Qualche giorno fa è apparso online sul sito di Repubblica un articolo scritto da Maurizio Crosetti, dal titolo “Follie da business maglie senza identità“.
Lo riportiamo integralmente:
Vi piace Del Piero vestito come una Punto metallizzata? Che ve ne pare di Hernan Crespo che una volta indossava la divisa biancoceleste dell’Argentina e adesso – con la terza maglia del Genoa – non sa più se l’ha comprato il Pescara oppure se a Enrico Preziosi hanno rifilato uno stock di pigiami in saldo? E quelli del Bologna bardati di verde come zucchine (anche se fu la seconda divisa ufficiale dal 1925 ai primi anni ’60)?. E quelli del Bari che hanno bizzarri inserti curvilinei rossi a sbaffo, un po’ di qua e un po’ di là?
Di tutti i colori, veramente. La smania del merchandising – produrre sempre nuove divise per venderle ai tifosi che non possono restare indietro con le collezioni autunno/inverno – ha ormai rovesciato anche le regole più elementari. Tipo: Juventus contro Udinese, entrambe con le maglie a righe verticali bianconere, dunque una delle due (un tempo, gli ospiti) la deve cambiare. E che ti combinano, i doppioni cromatici? Cambiano tutte e due le divise, col bel risultato che la Juve indossa quella da trasferta, la non memorabile maglia color acciaio con banda trasversale bianconera, mentre l’Udinese sceglie il completo giallo pompelmo, una tonalità già raccapricciante di suo, non fosse che nell’occasione fa pure a pugni col pallone, giallo anch’esso. Nell’intervallo, arbitro e guardalinee parlottano tra loro e convengono che sì, quella palla si vede male perché si confonde con i giocatori dell’Udinese. Da quale pulpito, però: la terna arbitrale sfoggia infatti la raccapricciante divisa fuscia elettrico, lucida e orrenda come un incubo postmoderno.
Arbitri colorati come pennarelli, centravanti estratti dalla cesta del verduriere, terzini vittime del delirio creativo di qualche stilista rubato all’agricoltura. Lo scopo è far soldi, sai che novità, però è un po’ difficile che il pubblico si indentifichi con i colori sociali. I quali, un tempo, equivalevano alla bandiera ed erano intoccabili, al massimo si faceva qualche concessione alle seconde maglie (quasi sempre sobrie, e tendenti al bianco o al blu) ma solo per ragioni televisive, soprattutto quando le riprese in bianco e nero obbligavano a cercare contrasti più netti per le vecchie tivù.
E’ una moda, e purtroppo non passa. All’estero vediamo o abbiamo visto il Manchester United con una V nera sul petto come un Brescia infuocato, oppure un Barcellona marroncino chiaro, giusto quella sfumatura da influenza intestinale. Non resta che unirci alla speranza di Gasperini, allenatore del Genoa in pigiama: “Beh, speriamo che queste maglie bianche e celesti le vendano tutte in fretta”. Anche se il top resta la divisa dell’Italia ai mondiali 2006, quella con gli aloni sotto le ascelle, unica maglietta “pre sudata” nella storia del calcio. Portò bene, però.
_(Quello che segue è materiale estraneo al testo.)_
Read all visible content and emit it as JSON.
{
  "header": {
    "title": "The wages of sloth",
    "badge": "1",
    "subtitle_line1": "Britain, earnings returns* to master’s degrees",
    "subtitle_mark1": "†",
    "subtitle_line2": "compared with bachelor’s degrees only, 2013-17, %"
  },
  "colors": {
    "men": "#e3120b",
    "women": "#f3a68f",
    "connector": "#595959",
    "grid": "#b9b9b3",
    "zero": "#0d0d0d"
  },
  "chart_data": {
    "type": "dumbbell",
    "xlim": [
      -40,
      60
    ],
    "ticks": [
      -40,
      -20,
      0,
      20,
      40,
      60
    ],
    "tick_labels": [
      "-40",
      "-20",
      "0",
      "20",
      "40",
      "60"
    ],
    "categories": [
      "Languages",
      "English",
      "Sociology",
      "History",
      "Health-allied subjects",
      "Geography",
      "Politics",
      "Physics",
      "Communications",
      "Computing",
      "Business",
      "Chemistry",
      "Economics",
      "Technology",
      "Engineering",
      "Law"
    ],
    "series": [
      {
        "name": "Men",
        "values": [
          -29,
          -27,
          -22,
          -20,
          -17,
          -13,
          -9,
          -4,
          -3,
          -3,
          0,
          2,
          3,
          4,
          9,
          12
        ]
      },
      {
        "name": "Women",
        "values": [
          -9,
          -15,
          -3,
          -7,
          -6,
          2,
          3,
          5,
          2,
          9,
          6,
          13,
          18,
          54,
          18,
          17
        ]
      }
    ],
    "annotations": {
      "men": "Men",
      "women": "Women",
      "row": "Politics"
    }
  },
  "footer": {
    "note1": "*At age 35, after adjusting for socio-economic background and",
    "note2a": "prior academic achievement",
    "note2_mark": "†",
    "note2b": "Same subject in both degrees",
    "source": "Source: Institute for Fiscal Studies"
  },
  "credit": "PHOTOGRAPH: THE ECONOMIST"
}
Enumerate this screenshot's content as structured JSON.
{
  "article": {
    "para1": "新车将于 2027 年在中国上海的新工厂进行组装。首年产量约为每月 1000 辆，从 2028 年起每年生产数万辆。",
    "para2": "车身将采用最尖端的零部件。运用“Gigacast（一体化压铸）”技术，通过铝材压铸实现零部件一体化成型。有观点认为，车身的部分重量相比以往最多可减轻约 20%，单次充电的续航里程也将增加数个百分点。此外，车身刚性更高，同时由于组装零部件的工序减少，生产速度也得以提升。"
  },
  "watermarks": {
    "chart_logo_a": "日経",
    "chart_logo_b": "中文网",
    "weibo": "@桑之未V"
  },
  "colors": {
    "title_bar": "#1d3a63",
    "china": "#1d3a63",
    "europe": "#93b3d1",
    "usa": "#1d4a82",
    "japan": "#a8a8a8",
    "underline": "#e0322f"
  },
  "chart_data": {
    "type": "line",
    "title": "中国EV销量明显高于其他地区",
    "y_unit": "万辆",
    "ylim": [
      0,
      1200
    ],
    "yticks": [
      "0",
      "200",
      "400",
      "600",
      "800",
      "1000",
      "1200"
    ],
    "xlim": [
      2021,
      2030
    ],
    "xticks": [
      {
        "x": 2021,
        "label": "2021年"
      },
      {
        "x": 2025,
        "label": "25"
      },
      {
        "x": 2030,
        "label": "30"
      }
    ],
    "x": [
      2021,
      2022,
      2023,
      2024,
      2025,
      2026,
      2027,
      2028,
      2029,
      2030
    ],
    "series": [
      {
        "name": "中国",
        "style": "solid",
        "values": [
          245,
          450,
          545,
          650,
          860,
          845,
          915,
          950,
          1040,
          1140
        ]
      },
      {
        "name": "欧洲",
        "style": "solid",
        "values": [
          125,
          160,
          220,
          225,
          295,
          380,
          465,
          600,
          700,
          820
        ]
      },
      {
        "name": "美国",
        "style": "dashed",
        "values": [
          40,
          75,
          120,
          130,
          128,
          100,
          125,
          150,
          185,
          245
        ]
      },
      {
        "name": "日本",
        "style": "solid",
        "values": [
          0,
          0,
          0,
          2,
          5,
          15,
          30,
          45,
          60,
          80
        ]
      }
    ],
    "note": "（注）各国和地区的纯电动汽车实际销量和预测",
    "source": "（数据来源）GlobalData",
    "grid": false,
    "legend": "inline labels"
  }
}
L’articolo punta il dito verso le terze maglie, prodotte in nome del marketing. Siamo d’accordo con Crosetti quando parla di Juventus-Udinese, due squadre bianconere scese in campo entrambe con una divisa senza i colori sociali. Non siamo d’accordo invece sulle critiche verso le maglie di Genoa o Bologna che hanno rievocato alcune divise storiche.
Il Genoa ha infatti ripreso la maglia del 1899/1900, mentre il Bologna quella del 1925 usata nella storica finale scudetto proprio contro i genoani. In ogni caso è proprio la terza divisa quella su cui poter sperimentare qualche modello particolare, spesso assistiamo invece ad autentici orrori sulle prime maglie che dovrebbero essere tutelate maggiormente in nome della tradizione.
E tu cosa ne pensi? Sei d’accordo con l’autore dell’articolo?